I understand the concerns that some have regarding poor standards and a 'reckless' attitude allegedly demonstrated by ferry crews (especially after going over the last few pages of posts. ) but please bear with me while i explain a few points which will hopefully alleviate any fears.
Firstly, most you on here will probably have some kind of nautical qualification, probably RYA based designed to give a good level of both theoretical and practical knowledge on how to use and operate a pleasure boat in an efficient and safe manner. This is very reassuring.
Some on here have commercial endorsements to their RYA qualifications meaning that they have passed an exam whose structure and content was based on guidlines set out by the Maritime and Coastguard agency.
Now, (without belittling it in any way) a commercial endorsment on an RYA qualification is a world apart from an MCA Master mariner certificate (class one unlimited).
To become the Master of a passenger vessel such as a ferry or cruise ship a candidate would first have to have served as a cadet with a shipping company. The cadetship takes four years to complete involving three years at a dedicated nautical college followed by one year spent at sea with the aim of achieving at minimum and HND level academic qualification
On completion of this and a series of both written and oral exams (including a 1-1.5hour interview with an MCA examiner) the candidate would be granted an 'officer of the watch certificate' allowing him/her to serve as junior officer under the supervision of the Master/chief officer.

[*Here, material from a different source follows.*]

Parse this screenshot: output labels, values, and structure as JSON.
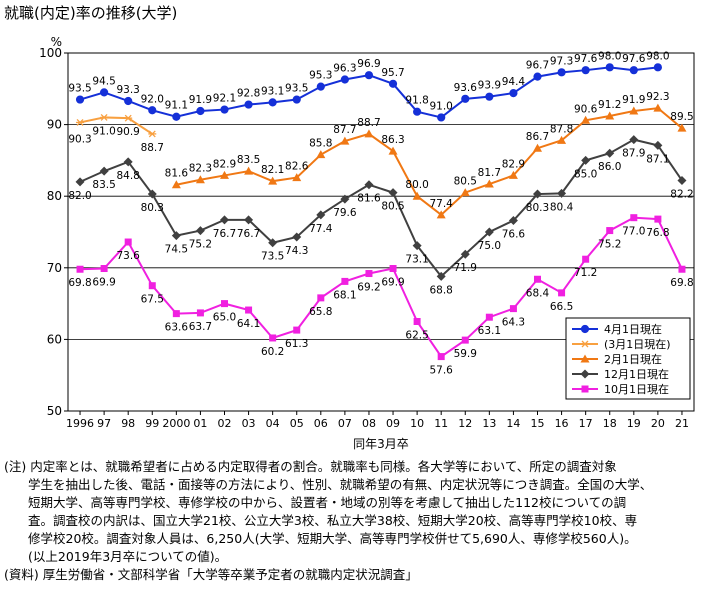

Now from here on, the candidate will need to sit a further two sets of exams (Chief officer/Master) each spaced apart by a minimum of 18months seatime. Each set of exams becomes harder to pass encompassing a greater range of subjects with existing subject being examined in much deeper detail. Finally after all this and on completion of a final interview style oral examination with a senior examiner at the MCA, the candidate will be granted a Master mariner certificate.
Unfortunately this gives no guarantee of a job as Master as virtually all shipping companies require solid proof of comprehansive past experience before considering somebody for the job.
Most Masters employed on ferries will have at least 15-20 years experience before being taken on.
My point to all this?....well as an engineer it pains me greatly to say this but believe me when i do say that Masters of ferries (or any commercial passanger carrying vessel for that matter).....are far from idiots.
Are you lot
The Bilbao/Ouzo incident was indeed a tragic event and, as someone who has followed the above described training system and further spent some 22 years serving on various types of vessel, i hang my head in shame.
It was shamefull that the 2nd officer never turned the vessel around even after the AB (able bodied seaman) on watch with 2nd officer commented that he thought he saw something.
For information, it is standard procedure on all passanger carrying vessels to always have two people on the bridge during night time passages.
All ferries are required to have motion detectors fitted on the bridge triggering an alarm should no movement be detected after a short period of time (usually around two minutes).
VER (voyage event recorders) including microphones to record all conversations on the bridge are also mandatory.
To suggest that a cross channel ferry could be on passage with the bridge unatended is proposterous.
Thankfully, incidents like the Ouzo tragedy are very rare but, like in the aviation industry, when they do happen, they make big news.
To put things into perspective you have to look at the volume of cargo/passengers/goods that is carried in/out and around our country on an annual basis then think of how many accidents you have heard of.
Although it is unfair to comment until the official MAIB report is issued, i do believe that legislation (ie; amending the COLREGS to specify a set maximum speed in fog based on % of vessel's maximum speed) should be brought in to give Masters a legal tool to use and slow the vessel down. This would remove the ambiguity behind the 'safe speed' clause as stated in the COLREGS.
One point to not is that, as previously mentioned, an Incat like the Vitesse is able to stop herself from full speed in just over a few times her own length.
The RedJets on the Solent are able to do this in their own length!!
Biffer... I do undrstand your frustration with the Redjets as the wash they produce is of a particular nuissance however vary rarely do they deviate by any great amount during their crossing to/from Cowes. Even at low tide, they draw less than a meter so are able to maintain a similar track on each crossing.
All one needs to do is to take a trip out between the Forts towards Nab to witness the plethora of pots and fishing gear strewn inside the channel
I wont tar all fisherman with the same brush however there are quite a few 'bad apples' out there..
This is a problem no matter what area of the world you are naviguating in.
I would urge people to stop 'armchair quarterbacking', at least until the official report come out.